In the meantime I have crossed out a lot of my list:

  • Vaccinations are done.
  • Goodbye party is given.
  • Exams are done.
  • Arranged all the insurances.
  • Applied on grants.
  • Arranged my language course and stay in Cusco.
  • Arranged my trips to Machu Picchu and Titicaca Lake.
  • Arranged my stay at Esperanza Verde.

Nine more days to go and I will be flying to Peru. As you can see above, a lot of things have been arranged. However, the most important is not arranged yet: my student VISA. This is giving me so much stress! The past two months I have been sending emails to my contact person of the international department, like twice a week. I even called them this week and spoke to her boss and the only thing he said…I understand that you are stressed but don’t stress out. I mean HELLOOOO….I need the VISA before I leave and also need to pick it up at the embassy in Amsterdam. What are they doing at the international department of USIL? Sleeping or a siesta of 24 hours?

Additionally, my doctor told me that I didn’t need an official document for my medicines because there is no opium in it. After calling with the consulate they told me that I do need to have the official document and that I needed to go to court to legalize the document with an apostille. So this week I went to the doctor, the organization CAK and to court.
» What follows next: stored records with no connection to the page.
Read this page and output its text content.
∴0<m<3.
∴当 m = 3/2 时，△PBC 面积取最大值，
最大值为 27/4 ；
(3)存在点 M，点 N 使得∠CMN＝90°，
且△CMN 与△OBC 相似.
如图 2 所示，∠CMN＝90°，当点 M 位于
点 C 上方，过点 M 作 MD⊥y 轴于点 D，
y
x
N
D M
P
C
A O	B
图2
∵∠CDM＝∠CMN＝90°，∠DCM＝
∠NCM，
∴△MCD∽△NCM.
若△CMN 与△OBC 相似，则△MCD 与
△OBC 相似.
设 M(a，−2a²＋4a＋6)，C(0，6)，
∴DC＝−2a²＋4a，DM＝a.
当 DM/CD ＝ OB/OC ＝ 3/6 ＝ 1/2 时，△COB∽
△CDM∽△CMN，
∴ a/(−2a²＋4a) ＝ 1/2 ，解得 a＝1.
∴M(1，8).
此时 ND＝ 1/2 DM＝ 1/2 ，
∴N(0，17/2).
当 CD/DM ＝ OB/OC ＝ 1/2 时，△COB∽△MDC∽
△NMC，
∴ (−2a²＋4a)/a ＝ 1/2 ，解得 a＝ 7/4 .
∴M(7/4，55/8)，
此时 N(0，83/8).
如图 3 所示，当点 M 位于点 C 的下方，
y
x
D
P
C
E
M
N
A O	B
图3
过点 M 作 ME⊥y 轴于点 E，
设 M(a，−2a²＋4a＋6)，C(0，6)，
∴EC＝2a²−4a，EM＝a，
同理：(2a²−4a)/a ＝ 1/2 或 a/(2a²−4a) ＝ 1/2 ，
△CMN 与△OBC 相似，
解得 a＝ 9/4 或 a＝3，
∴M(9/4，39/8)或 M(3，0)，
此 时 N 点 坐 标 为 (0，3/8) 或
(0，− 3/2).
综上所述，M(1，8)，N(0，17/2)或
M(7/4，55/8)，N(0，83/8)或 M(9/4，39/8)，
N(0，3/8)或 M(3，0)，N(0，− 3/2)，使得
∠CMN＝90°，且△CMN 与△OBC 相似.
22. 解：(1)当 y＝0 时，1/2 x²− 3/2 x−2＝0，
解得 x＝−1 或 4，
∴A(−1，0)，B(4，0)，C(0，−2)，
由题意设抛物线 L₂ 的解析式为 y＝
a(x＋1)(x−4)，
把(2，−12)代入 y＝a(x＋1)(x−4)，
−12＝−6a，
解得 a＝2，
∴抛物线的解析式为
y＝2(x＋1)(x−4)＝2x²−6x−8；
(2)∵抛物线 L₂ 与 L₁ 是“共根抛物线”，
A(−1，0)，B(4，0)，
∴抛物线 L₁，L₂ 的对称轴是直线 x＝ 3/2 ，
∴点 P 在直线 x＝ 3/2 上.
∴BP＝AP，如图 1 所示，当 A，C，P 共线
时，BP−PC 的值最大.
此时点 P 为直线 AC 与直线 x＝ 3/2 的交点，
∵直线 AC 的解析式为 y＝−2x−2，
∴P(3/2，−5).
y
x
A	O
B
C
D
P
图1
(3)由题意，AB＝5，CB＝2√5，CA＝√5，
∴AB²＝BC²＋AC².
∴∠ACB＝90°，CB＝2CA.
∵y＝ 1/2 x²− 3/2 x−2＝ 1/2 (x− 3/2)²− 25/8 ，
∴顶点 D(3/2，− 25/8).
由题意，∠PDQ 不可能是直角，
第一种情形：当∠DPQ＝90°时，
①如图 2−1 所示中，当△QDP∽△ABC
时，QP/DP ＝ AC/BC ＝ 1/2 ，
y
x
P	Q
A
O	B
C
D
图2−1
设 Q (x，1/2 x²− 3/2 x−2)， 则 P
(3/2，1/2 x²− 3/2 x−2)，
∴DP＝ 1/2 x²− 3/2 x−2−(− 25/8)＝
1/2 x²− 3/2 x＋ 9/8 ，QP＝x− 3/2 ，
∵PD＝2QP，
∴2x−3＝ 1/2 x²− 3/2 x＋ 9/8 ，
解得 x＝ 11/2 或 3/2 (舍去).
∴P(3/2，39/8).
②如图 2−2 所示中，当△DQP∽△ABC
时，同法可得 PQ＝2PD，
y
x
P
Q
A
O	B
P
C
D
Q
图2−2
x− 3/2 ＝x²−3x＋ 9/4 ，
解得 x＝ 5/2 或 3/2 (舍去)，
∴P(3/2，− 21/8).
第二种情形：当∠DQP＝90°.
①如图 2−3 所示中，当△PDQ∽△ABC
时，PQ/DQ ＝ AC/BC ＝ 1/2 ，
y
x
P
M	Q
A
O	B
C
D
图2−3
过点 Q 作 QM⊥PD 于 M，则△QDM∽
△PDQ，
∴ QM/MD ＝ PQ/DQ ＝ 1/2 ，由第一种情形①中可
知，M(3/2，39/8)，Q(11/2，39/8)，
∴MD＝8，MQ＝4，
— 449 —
Moreover, I arranged my language course in Cusco from 3 July until 31 July. I will follow an intensive Spanish course to improve my Spanish. This is also needed because some of my classes are in Spanish when I start university. I have chosen to stay in a host family and I really hope they have internet so I can post my pictures.

Finally, one of the most exciting things I will do is arranged. My three-week stay at Esperanza Verde. This non-profit organisation is a conservation project in the Amazon basin of Peru, consisting of both wildlife rescue and rainforest protection. In Pucallpa many wildlife species find their way into the local markets to be sold either for food or as pets. Because this is illegal, many animals are regularly confiscated. These animals need a home for the rest of their lives and, if possible, need rehabilitation and reintroduction into the wild. When realized, Esperanza Verde Rescue Centre will be able to receive confiscated animals as well as animals from private persons who, for various reasons, realized these animals are unfit to be pets. In the rescue centre they will find a new home, and if possible will be taught how to live again in their natural habitat under semi-free conditions.

As a volunteer you will help in all ongoing construction, helping build enclosures and the quarantine and veterinary clinic. Other tasks are mapping the area, and participating in their reforestation project by replanting among other things, fruit trees that originate from the area.  Caretaking of the animals is one of the most important daily tasks, making sure that they are all kept fed, the enclosures clean and healthy.

One of the biggest challenges for me is living rather primitively, as there is no electricity and no hot water. Some solar electricity is available to charge batteries or computers. The biggest city nearby is Pucallpa (about 3 hours away), but the town of Curimana is closer, about 1 hour away and you can find most necessities there. So, I will be pretty far in the jungle. However, I expect the surroundings to be beautiful.

Check out their volunteer page and video clips. I think this will be an amazing challenge and experience.

Today and tomorrow I will be moving all my stuff back to my parents house and spending my last few days here with them and my lovely boyfriend and not to forget…packing my suitcases.